Climbing walls.. What can i build?

When thinking about what type of wall to build, the first consideration is normally available space. Home climbing walls have been built just about anywhere including garages, house walls, spare bedrooms, lofts and the best I've seen under a set of outdoor stairs, so with a bit of imagination your wall can be fixed to just about anything solid enough.

If limited space is an issue then your first training aid could well be a finger board. If used properly and safely, finger boards are a good way to improve your core and finger strength and don't take up much space (Generally fitted above a door frame).

There is a good choice of manufactured finger boards on the market from simple wooden designs to resin finishes and varying in cost. But if you want a cheaper option then building your own is a great alternative and allows you the choice of what finger positions you want to include.

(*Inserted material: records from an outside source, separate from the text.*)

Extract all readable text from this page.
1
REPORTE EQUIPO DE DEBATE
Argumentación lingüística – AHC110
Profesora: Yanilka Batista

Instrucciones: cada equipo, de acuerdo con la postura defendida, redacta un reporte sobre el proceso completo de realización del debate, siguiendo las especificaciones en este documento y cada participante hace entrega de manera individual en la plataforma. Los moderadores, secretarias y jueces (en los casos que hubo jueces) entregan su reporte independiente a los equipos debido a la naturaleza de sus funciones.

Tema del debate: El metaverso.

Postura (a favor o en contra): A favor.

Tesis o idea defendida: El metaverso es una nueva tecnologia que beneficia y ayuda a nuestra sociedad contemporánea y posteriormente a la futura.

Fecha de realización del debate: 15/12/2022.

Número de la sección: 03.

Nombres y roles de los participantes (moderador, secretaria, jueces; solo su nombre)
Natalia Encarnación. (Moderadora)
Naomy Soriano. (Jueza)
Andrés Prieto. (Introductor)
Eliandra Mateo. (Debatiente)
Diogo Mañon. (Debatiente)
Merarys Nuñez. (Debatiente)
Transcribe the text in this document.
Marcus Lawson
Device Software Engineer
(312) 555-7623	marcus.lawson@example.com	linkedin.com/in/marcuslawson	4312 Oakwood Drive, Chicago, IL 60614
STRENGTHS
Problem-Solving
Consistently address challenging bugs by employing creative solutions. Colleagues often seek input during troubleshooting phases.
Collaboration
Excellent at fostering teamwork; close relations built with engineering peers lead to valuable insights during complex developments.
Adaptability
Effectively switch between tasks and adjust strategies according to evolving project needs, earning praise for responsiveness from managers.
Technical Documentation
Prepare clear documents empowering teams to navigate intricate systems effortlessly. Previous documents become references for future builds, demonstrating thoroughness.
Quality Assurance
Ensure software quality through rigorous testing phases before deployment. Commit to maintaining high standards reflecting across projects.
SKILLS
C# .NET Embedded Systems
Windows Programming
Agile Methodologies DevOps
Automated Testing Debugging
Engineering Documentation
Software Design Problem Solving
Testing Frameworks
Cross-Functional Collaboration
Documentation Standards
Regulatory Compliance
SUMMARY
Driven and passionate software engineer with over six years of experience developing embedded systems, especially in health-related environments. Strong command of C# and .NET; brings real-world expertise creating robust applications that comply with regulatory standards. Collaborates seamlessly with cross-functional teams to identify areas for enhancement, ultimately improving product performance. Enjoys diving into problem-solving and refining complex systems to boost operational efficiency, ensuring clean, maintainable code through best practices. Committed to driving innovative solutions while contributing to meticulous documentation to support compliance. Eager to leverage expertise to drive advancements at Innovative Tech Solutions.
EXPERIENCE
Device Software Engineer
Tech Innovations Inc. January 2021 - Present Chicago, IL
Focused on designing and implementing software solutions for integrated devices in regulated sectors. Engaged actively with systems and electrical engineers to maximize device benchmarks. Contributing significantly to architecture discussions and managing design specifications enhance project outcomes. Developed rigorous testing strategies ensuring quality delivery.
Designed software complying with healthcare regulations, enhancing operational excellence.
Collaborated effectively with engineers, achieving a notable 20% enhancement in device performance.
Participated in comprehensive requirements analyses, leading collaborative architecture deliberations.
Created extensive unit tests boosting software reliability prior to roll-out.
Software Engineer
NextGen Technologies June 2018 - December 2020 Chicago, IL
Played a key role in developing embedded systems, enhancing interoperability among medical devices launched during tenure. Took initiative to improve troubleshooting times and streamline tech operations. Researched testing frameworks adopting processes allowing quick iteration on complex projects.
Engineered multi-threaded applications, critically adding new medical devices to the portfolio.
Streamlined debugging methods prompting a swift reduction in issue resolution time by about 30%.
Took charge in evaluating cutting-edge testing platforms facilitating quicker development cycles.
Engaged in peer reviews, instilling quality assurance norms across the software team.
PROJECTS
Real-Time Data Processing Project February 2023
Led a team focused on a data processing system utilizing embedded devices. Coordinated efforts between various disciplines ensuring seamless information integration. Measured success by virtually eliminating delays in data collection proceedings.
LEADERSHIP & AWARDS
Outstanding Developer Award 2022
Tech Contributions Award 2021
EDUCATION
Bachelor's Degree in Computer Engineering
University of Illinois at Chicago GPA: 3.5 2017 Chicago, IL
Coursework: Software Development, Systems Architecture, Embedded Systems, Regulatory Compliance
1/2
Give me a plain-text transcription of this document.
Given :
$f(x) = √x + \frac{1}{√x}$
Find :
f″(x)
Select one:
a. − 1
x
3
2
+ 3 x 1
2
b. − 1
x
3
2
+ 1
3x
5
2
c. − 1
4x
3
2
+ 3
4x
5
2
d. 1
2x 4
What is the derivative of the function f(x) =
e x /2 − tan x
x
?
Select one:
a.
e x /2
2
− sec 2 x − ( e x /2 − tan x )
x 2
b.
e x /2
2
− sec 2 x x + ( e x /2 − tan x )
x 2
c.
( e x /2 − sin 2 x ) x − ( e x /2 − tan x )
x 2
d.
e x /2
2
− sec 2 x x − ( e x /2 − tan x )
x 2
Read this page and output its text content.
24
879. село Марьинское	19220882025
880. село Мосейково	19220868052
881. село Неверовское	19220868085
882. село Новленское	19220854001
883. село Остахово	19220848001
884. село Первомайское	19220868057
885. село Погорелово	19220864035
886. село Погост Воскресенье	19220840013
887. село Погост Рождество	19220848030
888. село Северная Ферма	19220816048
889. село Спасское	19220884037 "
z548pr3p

The next climbing aid in limited space can be a campus board . A campus board is a training tool that has been widely adopted to improve rock climbing performance. Campus boards can take a variety of different forms and may incorporate a variety of materials. As one example, a campus board may comprise horizontal thin slats or rails of wood attached to an inclined board in a ladder like configuration. However, some implementations may utilize bolt on climbing holds or sections of pipe. A campus board is generally set at overhanging angle of inclination that is between vertical and 20 degrees.

If you have the space, bouldering walls are a great way to improve climbing technique and core strength. Generally bouldering walls do not exceed around 3 meters due to the style of not using any ropes or protection. As most of the climbing routes (Problems) start from a sit position, bouldering walls are a good option if available height is an issue.

If you're lucky enough to be able to include a ceiling on your bouldering wall then the name given to the design is a cave and can add a new dimension to your wall.

Traversing walls are a great option if height is an issue but the length of wall is not. A good example would be attached to the back of a garage or garden wall. Routes are set to run horizontally and work well for endurance training and arm strength when the route can be repeated in both directions.

If you can find the space then get building, as you'll never regret having a close climbing spot for when the weather or time prevents a trip out to your local climbing haunt.


Eduardo Dahbura said...

What's the name of the blue fingerboard, it's really nice?